Electron-nucleus double resonance
The electron nuclear double resonance ( English electron nuclear double resonance , ENDOR ) is a special form of ESR - spectroscopy .
Functionality and application
ENDOR spectroscopy combines the advantages of nuclear magnetic resonance spectroscopy (NMR spectroscopy, high resolution) and electron spin resonance (ESR, high sensitivity) by applying both forms of spectroscopy to one sample at the same time.

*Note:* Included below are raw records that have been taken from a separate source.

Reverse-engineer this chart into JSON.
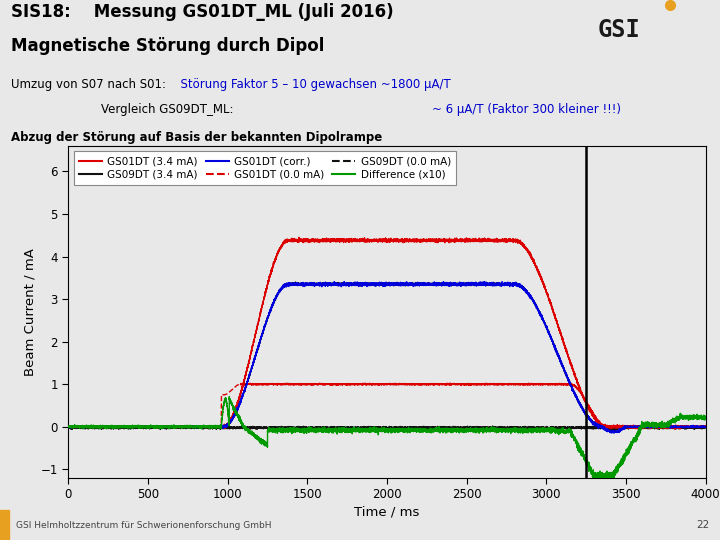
{
  "title_line1": "SIS18:    Messung GS01DT_ML (Juli 2016)",
  "title_line2": "Magnetische Störung durch Dipol",
  "subtitle_black1": "Umzug von S07 nach S01:",
  "subtitle_blue1": "  Störung Faktor 5 – 10 gewachsen ~1800 μA/T",
  "subtitle_indent": "                             Vergleich GS09DT_ML:",
  "subtitle_blue2": "        ~ 6 μA/T (Faktor 300 kleiner !!!)",
  "subtitle3": "Abzug der Störung auf Basis der bekannten Dipolrampe",
  "xlabel": "Time / ms",
  "ylabel": "Beam Current / mA",
  "xlim": [
    0,
    4000
  ],
  "ylim": [
    -1.2,
    6.6
  ],
  "xticks": [
    0,
    500,
    1000,
    1500,
    2000,
    2500,
    3000,
    3500,
    4000
  ],
  "yticks": [
    -1,
    0,
    1,
    2,
    3,
    4,
    5,
    6
  ],
  "vline_x": 3250,
  "footer_text": "GSI Helmholtzzentrum für Schwerionenforschung GmbH",
  "footer_page": "22",
  "white_bg": "#ffffff",
  "gray_bg": "#e8e8e8",
  "orange_color": "#E8A020"
}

The ESR signal is used as an indicator for a suitable NMR, which can clearly better determine the number of signal lines around this point due to its high resolution. ENDOR spectroscopy uses the interactions of unpaired electrons ( paramagnetic impurities, free radicals or similar; sometimes also referred to as "paramagnetic electrons") with neighboring atomic nuclei. These are known under the name super hyperfine interaction .
Applications of ENDOR spectroscopy are biochemistry and organometallic chemistry (e.g. research into endohedral complexes ) as well as defects (impurities) in crystal lattices ( e.g. in semiconductors ) or chirality .
The technique was developed by George Feher in the mid-1950s . In 1957, he first investigated F centers in potassium chloride crystal lattices.
Variants of the process are pulsed ENDOR spectroscopy, optically detected ENDOR spectroscopy (ODENDOR, optically detected ENDOR) and ENDOR detected via a change in conductivity (EDENDOR, electrically detected ENDOR).
See also
literature
- Johann-Martin Spaeth: Electron-nuclear double resonance investigation of U-centers in potassium chloride . In: Journal of Physics . tape 192 , 1966, pp. 107–141 ( ub.uni-paderborn.de [PDF; accessed on December 22, 2014]).
Individual evidence
- ↑ L. Dalton, H. Thomann et al .: Magnetic Properties II: ENDOR of Undoped CIS- (CH) x . In: Journal de Physique . Colloque C3, supplement to No. 6, No. 44 , 1983, pp. 229–232 ( hal.archives-ouvertes.fr [PDF; accessed December 22, 2014]).